There’s something inevitable about news of the latest installment of anti-Trump protest art. First we had the giant ‘Trump Chicken’ balloon, then the ‘Trumpy the Rat’ inflatable. Now climate change activists Melting Ice are crowdfunding for half a million dollars, with the aim of employing a crack team of Finnish and Mongolian ice sculptors to carve the Donald’s face into an arctic iceberg. They call it ‘Project Trumpmore’, and say that it will warn people (and Trump) about the very real threat of climate change: ‘We want to build the monument for all of us, so we can see how long the sculpture lasts before melting.’ It’s amazing to think that in over a year of Trump piñatas and depictions of turds in yellow wigs, we still haven’t brought down the current US administration. SAD!
Speaking of monuments, one eccentric English aristocrat has an idea: to build a 200-foot sculpture in honour of Queen Elizabeth II. Terence Kearley, Third Viscount Devonport thinks that building a giant Elizabeth Landmark in Northumberland will fire up tourism in the region. And despite not knowing the cost or seeking planning permission, the ardent royalist has already commissioned designs from three artists – Simon Hitchens, Colin Rose and Peter Evans – to produce a work that ‘will celebrate our Queen as a figurehead and a leader for many, many hundreds of years to come.’
Oh dear – the fight over Frida Kahlo just won’t stop. After relatives of the late Mexican artist (and notable feminist and Communist Party member) won an injunction last month blocking sales of a Barbie doll modelled on Kahlo, now the licensing company, the Frida Kahlo Corporation, are counter-suing. Kahlo’s great-niece has been hit with a lawsuit which alleges that she has been unlawfully asserting rights over the “Frida Kahlo’ brand. ‘I feel uneasy about my painting,’ Kahlo wrote in 1951. ‘Above all I want to transform it into something useful for the Communist revolutionary movement.’ Look how that turned out.

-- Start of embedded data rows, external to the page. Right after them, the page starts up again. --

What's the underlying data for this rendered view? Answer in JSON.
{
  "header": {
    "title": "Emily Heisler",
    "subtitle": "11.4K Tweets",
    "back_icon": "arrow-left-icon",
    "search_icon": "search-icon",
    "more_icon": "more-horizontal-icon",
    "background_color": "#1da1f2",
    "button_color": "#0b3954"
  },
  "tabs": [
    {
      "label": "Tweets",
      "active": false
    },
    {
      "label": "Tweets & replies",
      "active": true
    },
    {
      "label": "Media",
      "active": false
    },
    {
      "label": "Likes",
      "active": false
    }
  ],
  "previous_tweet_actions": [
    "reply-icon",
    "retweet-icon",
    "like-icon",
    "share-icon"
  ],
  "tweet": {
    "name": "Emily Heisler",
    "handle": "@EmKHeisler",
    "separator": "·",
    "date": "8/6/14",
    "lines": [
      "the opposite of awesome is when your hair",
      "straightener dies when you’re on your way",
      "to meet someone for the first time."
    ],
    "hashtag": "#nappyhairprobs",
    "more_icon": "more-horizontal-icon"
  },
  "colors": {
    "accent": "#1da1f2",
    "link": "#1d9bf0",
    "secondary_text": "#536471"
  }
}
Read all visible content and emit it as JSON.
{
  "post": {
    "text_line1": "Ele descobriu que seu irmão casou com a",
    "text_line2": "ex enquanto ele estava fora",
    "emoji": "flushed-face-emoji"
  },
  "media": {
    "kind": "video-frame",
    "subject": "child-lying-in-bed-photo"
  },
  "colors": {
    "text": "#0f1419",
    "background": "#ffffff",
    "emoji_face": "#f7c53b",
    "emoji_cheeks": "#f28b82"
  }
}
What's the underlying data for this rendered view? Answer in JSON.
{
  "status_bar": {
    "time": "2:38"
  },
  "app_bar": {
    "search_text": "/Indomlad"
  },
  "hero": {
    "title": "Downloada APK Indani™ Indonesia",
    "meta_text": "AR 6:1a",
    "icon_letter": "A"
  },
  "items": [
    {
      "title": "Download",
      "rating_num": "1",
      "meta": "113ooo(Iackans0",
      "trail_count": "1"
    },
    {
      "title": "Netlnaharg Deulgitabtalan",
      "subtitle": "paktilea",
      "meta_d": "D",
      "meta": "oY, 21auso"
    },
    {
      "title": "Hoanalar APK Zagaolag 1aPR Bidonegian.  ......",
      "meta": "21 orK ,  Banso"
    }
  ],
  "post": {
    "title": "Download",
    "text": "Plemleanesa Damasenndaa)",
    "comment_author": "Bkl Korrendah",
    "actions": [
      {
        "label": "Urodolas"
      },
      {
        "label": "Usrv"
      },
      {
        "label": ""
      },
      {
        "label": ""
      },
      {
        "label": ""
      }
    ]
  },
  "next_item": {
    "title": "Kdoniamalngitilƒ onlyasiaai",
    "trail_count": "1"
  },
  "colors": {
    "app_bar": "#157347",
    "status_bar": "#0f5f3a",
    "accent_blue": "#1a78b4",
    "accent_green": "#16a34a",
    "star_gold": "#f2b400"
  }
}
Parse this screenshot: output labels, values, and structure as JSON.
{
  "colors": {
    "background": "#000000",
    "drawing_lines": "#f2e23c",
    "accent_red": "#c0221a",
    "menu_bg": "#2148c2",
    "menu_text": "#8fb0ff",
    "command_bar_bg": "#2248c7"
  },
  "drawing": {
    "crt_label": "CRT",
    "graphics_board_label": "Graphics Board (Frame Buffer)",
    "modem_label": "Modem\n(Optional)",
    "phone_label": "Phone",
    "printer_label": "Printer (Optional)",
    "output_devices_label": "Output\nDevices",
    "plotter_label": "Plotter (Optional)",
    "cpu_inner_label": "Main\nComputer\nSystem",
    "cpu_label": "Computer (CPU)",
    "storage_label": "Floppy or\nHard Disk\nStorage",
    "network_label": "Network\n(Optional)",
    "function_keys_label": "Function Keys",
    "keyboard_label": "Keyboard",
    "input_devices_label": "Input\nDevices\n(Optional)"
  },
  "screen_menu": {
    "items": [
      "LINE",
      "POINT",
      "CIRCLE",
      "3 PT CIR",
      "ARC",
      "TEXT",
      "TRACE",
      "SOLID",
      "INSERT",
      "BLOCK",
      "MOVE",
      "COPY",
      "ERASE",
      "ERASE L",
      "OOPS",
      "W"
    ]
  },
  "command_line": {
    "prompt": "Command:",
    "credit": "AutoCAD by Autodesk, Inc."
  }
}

A keen-eyed reader in Perth writes to correct our reporting in the last installment of 'In the Name of Art' of a triumphant outing for nudists at Paris’s Palais de Tokyo. The Paris Naturists Association are claiming it as a breakthrough – but, in fact, the Australians got there years ago, our reader points out. The artist Stuart Ringholt has been leading nudist visits around leading galleries including the National Gallery of Australia and Museum of Contemporary Art Sydney since 2012. And by all reports they’re a sellout!